The Japanese Clinical Practice Guidelines for Management of Sepsis and Septic Shock 2016 (J-SSCG 2016).

Background and Purpose: The Japanese Clinical Practice Guidelines for Management of Sepsis and Septic Shock 2016 (J-SSCG 2016), a Japanese-specific set of clinical practice guidelines for sepsis and septic shock created jointly by the Japanese Society of Intensive Care Medicine and the Japanese Association for Acute Medicine, was first released in February 2017 in Japanese. An English-language version of these guidelines was created based on the contents of the original Japanese-language version. Methods: Members of the Japanese Society of Intensive Care Medicine and the Japanese Association for Acute Medicine were selected and organized into 19 committee members and 52 working group members.
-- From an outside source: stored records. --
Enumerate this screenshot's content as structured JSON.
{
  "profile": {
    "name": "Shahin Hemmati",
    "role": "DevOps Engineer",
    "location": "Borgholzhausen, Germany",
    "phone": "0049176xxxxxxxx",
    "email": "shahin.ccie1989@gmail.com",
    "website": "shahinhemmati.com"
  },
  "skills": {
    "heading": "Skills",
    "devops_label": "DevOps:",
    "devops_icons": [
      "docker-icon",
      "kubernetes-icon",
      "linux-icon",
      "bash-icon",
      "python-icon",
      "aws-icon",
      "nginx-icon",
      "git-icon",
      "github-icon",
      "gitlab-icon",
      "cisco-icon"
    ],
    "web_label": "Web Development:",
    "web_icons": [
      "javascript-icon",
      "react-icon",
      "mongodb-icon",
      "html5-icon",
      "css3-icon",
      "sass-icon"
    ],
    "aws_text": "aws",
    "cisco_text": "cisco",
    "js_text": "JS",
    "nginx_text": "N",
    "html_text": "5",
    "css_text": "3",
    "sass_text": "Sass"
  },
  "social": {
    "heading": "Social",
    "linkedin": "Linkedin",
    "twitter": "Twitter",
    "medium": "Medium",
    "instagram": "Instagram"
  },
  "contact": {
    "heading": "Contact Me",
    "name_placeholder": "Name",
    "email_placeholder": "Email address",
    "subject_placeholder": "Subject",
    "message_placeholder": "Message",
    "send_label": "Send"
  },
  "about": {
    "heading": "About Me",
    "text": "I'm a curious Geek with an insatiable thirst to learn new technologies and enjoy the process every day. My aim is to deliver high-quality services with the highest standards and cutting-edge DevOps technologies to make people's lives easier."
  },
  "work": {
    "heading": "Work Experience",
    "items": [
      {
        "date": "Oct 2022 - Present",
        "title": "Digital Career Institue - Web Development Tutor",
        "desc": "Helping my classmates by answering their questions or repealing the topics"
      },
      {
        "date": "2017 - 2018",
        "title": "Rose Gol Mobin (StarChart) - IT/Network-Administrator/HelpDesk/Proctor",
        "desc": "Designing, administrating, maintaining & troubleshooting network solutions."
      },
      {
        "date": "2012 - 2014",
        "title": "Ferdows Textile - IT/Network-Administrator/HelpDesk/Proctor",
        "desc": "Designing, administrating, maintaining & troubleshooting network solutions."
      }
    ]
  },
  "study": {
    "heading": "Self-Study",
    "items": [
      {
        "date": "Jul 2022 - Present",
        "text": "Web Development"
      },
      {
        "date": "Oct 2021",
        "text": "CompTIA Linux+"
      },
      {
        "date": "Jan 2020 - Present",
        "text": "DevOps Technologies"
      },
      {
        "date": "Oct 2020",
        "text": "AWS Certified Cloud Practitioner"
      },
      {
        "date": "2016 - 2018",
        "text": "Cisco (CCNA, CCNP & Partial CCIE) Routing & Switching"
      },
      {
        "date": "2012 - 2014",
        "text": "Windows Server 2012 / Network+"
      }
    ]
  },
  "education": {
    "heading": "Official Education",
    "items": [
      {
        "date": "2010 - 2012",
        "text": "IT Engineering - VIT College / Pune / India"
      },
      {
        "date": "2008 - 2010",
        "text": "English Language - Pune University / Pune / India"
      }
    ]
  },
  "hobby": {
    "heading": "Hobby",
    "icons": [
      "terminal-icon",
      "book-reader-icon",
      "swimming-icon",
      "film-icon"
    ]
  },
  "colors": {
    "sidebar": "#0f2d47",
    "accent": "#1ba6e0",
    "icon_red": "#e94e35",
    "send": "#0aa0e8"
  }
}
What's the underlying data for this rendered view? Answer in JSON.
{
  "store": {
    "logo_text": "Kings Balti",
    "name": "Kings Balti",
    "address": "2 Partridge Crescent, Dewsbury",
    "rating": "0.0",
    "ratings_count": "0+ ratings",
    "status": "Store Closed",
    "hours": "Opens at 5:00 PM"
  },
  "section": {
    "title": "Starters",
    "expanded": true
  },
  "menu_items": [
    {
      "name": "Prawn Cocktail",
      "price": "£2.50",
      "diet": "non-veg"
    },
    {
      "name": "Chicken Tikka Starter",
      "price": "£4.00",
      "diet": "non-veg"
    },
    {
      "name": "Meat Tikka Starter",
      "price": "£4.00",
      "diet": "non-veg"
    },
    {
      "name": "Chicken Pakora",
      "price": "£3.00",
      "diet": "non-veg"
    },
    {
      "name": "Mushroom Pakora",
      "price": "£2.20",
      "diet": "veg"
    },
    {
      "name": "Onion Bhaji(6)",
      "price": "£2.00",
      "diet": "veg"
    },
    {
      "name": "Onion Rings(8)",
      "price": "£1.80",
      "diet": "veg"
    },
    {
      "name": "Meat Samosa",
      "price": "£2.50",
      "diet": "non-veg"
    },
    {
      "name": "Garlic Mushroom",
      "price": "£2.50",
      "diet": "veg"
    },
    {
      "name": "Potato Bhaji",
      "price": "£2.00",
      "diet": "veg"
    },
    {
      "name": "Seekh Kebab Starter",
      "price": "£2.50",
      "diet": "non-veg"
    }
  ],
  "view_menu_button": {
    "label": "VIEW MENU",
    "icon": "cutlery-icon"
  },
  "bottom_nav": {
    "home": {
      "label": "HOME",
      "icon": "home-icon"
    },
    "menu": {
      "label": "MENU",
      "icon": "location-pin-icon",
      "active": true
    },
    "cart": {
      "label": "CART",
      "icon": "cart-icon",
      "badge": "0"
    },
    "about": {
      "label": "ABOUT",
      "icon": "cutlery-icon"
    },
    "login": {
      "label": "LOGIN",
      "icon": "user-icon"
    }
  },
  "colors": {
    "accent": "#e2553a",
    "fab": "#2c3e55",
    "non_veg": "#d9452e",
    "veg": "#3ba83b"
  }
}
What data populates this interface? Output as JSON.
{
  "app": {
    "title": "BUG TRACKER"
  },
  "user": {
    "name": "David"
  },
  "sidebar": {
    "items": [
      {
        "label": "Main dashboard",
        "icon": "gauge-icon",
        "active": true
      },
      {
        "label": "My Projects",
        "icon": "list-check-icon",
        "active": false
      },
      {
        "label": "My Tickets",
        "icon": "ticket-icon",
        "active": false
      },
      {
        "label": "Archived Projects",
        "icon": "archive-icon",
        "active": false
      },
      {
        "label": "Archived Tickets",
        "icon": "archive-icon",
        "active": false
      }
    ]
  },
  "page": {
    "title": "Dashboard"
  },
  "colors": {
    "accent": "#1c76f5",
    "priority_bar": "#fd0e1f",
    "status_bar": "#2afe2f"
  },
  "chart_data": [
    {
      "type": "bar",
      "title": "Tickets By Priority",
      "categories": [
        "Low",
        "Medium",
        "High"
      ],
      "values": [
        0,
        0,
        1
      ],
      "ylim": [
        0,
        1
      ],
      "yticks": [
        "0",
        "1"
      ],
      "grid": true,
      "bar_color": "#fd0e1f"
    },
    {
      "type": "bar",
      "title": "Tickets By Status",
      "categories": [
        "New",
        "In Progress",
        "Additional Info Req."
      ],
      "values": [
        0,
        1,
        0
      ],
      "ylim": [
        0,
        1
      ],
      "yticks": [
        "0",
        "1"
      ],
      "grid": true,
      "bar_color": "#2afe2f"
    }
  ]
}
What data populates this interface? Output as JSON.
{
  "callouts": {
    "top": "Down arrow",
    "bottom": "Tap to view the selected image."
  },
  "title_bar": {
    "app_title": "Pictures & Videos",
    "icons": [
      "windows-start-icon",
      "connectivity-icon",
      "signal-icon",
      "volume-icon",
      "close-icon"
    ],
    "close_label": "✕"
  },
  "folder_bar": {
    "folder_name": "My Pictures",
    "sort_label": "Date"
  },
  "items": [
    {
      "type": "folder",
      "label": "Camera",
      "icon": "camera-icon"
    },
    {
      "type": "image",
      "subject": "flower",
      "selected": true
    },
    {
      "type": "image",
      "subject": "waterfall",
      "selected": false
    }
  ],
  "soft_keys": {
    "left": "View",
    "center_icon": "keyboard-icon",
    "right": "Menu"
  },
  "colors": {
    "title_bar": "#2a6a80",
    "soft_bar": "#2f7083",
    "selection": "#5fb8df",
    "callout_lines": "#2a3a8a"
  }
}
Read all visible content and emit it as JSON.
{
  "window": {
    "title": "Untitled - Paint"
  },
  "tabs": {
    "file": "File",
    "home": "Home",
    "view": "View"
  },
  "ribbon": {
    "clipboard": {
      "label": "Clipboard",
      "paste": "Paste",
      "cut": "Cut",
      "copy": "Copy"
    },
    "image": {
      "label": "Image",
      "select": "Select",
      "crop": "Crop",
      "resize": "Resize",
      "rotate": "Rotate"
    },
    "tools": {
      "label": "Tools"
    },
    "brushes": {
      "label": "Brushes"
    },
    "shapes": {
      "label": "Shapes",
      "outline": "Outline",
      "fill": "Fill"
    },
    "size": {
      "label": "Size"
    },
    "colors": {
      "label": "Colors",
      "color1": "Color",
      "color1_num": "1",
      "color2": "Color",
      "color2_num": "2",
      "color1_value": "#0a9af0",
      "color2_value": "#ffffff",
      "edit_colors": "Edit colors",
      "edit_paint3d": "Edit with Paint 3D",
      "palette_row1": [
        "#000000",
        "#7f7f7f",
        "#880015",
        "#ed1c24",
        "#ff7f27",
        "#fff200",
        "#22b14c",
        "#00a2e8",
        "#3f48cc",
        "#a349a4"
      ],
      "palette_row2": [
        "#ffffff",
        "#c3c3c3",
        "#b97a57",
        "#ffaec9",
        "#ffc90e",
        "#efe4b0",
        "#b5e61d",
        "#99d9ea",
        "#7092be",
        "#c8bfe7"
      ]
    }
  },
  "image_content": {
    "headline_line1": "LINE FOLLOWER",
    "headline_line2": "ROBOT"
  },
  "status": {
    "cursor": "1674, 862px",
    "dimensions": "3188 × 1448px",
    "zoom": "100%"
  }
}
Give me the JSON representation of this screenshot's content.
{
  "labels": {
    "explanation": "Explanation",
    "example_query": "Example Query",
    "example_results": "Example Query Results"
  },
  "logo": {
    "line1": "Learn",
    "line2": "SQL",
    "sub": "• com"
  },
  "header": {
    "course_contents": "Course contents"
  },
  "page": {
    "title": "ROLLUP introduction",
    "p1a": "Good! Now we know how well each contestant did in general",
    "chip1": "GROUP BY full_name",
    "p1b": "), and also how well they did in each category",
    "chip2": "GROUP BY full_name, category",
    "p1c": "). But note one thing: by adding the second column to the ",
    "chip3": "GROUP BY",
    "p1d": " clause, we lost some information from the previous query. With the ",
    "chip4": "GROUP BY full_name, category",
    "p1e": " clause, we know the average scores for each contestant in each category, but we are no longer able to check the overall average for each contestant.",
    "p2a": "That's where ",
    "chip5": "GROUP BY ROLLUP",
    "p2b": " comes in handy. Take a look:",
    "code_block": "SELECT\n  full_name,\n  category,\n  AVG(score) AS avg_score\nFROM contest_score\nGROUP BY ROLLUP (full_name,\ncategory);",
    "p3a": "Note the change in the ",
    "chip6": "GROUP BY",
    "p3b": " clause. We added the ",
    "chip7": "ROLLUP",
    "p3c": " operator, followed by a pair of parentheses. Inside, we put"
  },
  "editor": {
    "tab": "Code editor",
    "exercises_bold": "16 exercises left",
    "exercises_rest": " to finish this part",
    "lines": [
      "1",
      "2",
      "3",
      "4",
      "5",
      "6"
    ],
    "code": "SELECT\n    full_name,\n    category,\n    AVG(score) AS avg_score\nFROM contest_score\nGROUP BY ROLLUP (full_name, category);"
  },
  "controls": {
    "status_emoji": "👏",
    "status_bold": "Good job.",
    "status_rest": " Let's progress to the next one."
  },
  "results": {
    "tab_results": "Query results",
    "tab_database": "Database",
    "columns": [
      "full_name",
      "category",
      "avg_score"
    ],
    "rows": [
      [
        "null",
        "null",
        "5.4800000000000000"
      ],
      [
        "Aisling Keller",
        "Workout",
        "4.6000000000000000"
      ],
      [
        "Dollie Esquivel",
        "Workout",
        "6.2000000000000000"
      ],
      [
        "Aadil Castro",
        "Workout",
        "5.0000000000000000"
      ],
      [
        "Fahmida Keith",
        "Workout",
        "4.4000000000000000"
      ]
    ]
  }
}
The guidelines were prepared in accordance with the Medical Information Network Distribution Service (Minds) creation procedures. The Academic Guidelines Promotion Team was organized to oversee and provide academic support to the respective activities allocated to each Guideline Creation Team. To improve quality assurance and workflow transparency, a mutual peer review system was established, and discussions within each team were open to the public. Public comments were collected once after the initial formulation of a clinical question (CQ), and twice during the review of the final draft. Recommendations were determined to have been adopted after obtaining support from a two-thirds (>66.6%) majority vote of each of the 19 committee members. Results: A total of 87 CQs were selected among 19 clinical areas, including pediatric topics and several other important areas not covered in the first edition of the Japanese guidelines (J-SSCG 2012). The approval rate obtained through committee voting, in addition to ratings of the strengths of the recommendation and its supporting evidence were also added to each recommendation statement. We conducted meta-analyses for 29 CQs. Thirty seven CQs contained recommendations in the form of an expert consensus due to insufficient evidence. No recommendations were provided for 5 CQs. Conclusions: Based on the evidence gathered, we were able to formulate Japanese-specific clinical practice guidelines that are tailored to the Japanese context in a highly transparent manner. These guidelines can easily be used not only by specialists, but also by non-specialists, general clinicians, nurses, pharmacists, clinical engineers, and other healthcare professionals.